The admirers had mostly filed out between games; no one drives hundreds of miles to watch Patrick Sandoval. That meant it was quiet enough for my muttered complaint about a light-hitting pitcher to reach an usher nearby. He'd sometimes drift over during the first game of the afternoon to ask how many hits the Tigers had (still just the one) or to grumble about Javy Báez's contract. He drifted over again and gave me a long, searching look. Maybe there was pity in his eyes, or maybe it was disgust. “The man just threw a complete game shutout!” he squawked. “What more do you want him to do?”

Well, true, the man had just thrown a 111-pitch one-hit shutout, the first time he’d pitched into the ninth inning in his MLB career. Where I usually watch Ohtani starts with a computer beside me, looking up the data like a nerd, chuckling at his eclectic pitch mixes, here I was just enjoying the analog experience of a pitcher mowing guys down. Some writers, tempted by the notion of cause and effect, might trace Ohtani's performance to the Angels making a real playoff push at the deadline this year. "I think we're making acquisitions to try and get us better and get us over that hump. I think us as players, we've just got to do our jobs," Ohtani told reporters after the Angels traded for Lucas Giolito and Reynaldo López. But I think the "fueled by front office belief" theory misunderstands Ohtani, who needs no motive to be excellent. He simply is this way, all the time. And though I did feel, after the usher's scolding, rather like the kids on My Super Sweet 16 who throw tantrums when they get the wrong kind of Mercedes, I wasn't wrong to imagine more. There is always more Shohei Ohtani can do.

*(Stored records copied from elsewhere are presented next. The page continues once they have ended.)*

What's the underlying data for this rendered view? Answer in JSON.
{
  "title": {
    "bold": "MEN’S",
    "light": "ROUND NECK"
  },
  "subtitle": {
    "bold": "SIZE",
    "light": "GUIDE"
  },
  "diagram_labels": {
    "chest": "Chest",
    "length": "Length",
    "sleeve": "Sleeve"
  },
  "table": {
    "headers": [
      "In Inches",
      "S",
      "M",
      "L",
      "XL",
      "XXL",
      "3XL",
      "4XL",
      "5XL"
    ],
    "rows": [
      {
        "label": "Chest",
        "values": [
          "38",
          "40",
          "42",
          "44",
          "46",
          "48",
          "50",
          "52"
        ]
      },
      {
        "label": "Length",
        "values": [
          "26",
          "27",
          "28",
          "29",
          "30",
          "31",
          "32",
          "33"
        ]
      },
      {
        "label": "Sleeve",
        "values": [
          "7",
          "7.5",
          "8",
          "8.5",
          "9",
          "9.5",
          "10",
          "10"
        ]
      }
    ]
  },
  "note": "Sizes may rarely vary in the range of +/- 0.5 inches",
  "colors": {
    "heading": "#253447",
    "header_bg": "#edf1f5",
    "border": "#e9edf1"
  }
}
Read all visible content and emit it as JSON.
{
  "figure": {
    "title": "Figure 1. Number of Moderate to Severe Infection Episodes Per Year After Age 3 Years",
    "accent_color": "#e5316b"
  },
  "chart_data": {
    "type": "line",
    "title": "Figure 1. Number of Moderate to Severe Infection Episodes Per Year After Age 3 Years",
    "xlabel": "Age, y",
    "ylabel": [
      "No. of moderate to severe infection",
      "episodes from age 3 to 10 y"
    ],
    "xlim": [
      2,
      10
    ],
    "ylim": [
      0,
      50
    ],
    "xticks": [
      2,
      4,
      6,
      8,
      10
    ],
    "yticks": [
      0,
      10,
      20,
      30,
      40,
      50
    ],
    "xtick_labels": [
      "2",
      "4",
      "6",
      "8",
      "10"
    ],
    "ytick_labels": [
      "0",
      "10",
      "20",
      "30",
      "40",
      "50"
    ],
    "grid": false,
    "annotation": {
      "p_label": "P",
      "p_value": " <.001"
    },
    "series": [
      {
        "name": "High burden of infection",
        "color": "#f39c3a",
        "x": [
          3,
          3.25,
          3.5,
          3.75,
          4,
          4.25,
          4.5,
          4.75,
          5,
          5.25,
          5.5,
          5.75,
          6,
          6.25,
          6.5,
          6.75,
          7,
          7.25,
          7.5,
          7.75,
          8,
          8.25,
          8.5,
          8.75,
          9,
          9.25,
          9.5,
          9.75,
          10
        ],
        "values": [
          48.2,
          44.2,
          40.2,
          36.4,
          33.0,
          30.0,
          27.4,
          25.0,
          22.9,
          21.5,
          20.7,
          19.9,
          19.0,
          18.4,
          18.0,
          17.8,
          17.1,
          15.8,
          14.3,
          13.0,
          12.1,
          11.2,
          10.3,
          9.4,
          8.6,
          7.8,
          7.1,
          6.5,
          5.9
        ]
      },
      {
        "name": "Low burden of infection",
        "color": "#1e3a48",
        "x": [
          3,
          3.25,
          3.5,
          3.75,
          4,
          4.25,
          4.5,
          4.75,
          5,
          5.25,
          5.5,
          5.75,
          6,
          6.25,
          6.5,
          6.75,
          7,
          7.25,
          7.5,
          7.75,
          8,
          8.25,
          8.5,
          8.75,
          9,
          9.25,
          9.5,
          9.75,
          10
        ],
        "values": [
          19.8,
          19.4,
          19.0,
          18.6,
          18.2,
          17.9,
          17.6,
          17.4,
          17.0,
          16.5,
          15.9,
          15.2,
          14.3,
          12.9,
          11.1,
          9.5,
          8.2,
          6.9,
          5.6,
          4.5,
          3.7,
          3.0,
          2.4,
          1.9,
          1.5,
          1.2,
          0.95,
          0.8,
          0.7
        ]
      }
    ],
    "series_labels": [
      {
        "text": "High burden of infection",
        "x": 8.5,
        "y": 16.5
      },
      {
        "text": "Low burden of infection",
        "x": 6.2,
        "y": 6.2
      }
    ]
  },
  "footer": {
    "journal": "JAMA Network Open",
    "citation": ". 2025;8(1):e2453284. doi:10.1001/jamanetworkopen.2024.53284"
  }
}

He can hit an opposite-field home run, exactly 79 minutes after he pitches the final out of a shutout:

And in his next at-bat, he can hit a second home run to the deepest part of the park, the loudest hit I've ever heard. It left his bat at 116.9 mph. Allegedly. If you ask me, that number is too low:

But what I've always considered Ohtani's superpower is the way his character can so eclipse the plot. I'd shown up to the games in a Tigers hat, written each pathetic Tiger out into my scorebook in extreme heat for six hours, and even I couldn't believe the humorless Macomb County Joes who called in to the radio station that evening to complain about the Tigers. The Tigers! The Tigers! Imagine, thought a person who spends every waking moment of her life thinking about the Tigers, thinking about the Tigers at a time like this! What were the Tigers anyway? On this day, they existed to flatter Ohtani, and they had done their job. They were the backdrop against which his perfect features could be drawn out. Tigers starter Matt Manning, who gave up both home runs, knew better than to think about the Tigers. "He probably had the greatest day of baseball that anybody’s ever seen today. It was incredible," he said. If anyone had a greater day at the ballpark than Shohei Ohtani, it was me.